Police helicopter footage of a crash in Northwest Baltimore. Credit: Baltimore Police Department via source
Rowena Simmons has not been able to visit her son at the hospital where he’s been in a coma for three weeks, due to the facility’s coronavirus restrictions. So she purchased a tape recorder and sent messages from the family and the sound of his beloved Yorkshire terrier, Cash.
Her son, 28-year-old Darius Gore, was driving through his Northwest Baltimore neighborhood on March 21 when a woman fleeing police in a stolen car plowed into his vehicle as he passed through an intersection.

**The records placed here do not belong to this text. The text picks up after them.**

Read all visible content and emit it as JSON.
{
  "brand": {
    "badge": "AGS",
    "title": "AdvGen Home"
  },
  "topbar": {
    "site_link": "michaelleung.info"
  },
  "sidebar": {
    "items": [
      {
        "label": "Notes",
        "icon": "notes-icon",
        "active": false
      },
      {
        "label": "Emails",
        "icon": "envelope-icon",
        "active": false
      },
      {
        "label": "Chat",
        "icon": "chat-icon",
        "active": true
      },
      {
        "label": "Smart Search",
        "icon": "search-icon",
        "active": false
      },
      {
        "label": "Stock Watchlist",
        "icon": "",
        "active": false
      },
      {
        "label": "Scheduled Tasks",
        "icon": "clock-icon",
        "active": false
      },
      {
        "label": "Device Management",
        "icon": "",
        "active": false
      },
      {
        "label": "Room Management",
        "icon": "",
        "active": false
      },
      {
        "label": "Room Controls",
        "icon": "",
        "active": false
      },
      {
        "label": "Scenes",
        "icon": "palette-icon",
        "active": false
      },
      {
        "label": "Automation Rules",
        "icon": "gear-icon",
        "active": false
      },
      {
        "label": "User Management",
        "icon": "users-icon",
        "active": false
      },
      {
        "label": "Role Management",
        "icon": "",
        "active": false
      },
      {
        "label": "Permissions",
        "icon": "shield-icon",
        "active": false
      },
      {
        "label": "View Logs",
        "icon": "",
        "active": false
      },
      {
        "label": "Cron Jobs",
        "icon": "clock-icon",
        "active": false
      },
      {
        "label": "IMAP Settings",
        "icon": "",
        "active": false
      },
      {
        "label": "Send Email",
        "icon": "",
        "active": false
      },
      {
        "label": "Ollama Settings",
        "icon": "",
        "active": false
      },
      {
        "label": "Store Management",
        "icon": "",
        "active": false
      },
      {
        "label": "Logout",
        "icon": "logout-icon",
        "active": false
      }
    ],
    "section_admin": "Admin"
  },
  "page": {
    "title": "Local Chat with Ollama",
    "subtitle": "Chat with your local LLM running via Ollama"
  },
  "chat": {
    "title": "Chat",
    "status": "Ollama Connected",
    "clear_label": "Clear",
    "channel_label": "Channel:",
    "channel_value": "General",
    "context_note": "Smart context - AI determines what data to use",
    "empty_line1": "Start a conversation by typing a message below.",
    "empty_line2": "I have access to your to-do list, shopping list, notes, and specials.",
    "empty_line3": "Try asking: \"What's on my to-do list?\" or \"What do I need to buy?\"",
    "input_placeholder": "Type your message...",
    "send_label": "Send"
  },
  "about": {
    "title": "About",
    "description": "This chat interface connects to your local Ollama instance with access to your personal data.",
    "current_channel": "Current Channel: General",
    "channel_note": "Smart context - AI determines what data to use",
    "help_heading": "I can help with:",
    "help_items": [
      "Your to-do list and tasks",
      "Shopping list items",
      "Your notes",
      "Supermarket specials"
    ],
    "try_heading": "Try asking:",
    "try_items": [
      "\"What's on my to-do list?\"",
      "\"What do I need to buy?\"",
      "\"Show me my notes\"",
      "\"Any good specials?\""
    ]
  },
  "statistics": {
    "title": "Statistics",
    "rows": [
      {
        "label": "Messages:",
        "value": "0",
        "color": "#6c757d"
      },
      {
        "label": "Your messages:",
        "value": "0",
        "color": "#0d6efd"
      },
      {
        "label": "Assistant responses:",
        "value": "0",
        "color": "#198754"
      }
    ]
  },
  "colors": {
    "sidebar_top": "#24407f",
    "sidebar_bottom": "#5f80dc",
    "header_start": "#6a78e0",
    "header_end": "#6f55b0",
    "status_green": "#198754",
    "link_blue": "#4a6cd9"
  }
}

Simmons is upset with the driver, but she also wants answers from the Baltimore Police, who she believes were giving chase.
Aerial video obtained by The Sun appears to show two patrol cars in tow, arriving within moments after the crash.
“This was a car accident that could’ve been prevented if the police had not been chasing a stolen vehicle through the city limits,” Simmons said. “All they have to do is follow from above with that helicopter; we’re not talking about professional car thieves.”
Police formally charged the woman in the stolen vehicle on March 30. Delisa Ann Dello-Stritto, 28, faces four counts of second-degree assault, and one count each of reckless endangerment, unauthorized removal of property, and theft between $1,000 and $25,000, court records show. She also has numerous pending traffic charges and is being held without bail.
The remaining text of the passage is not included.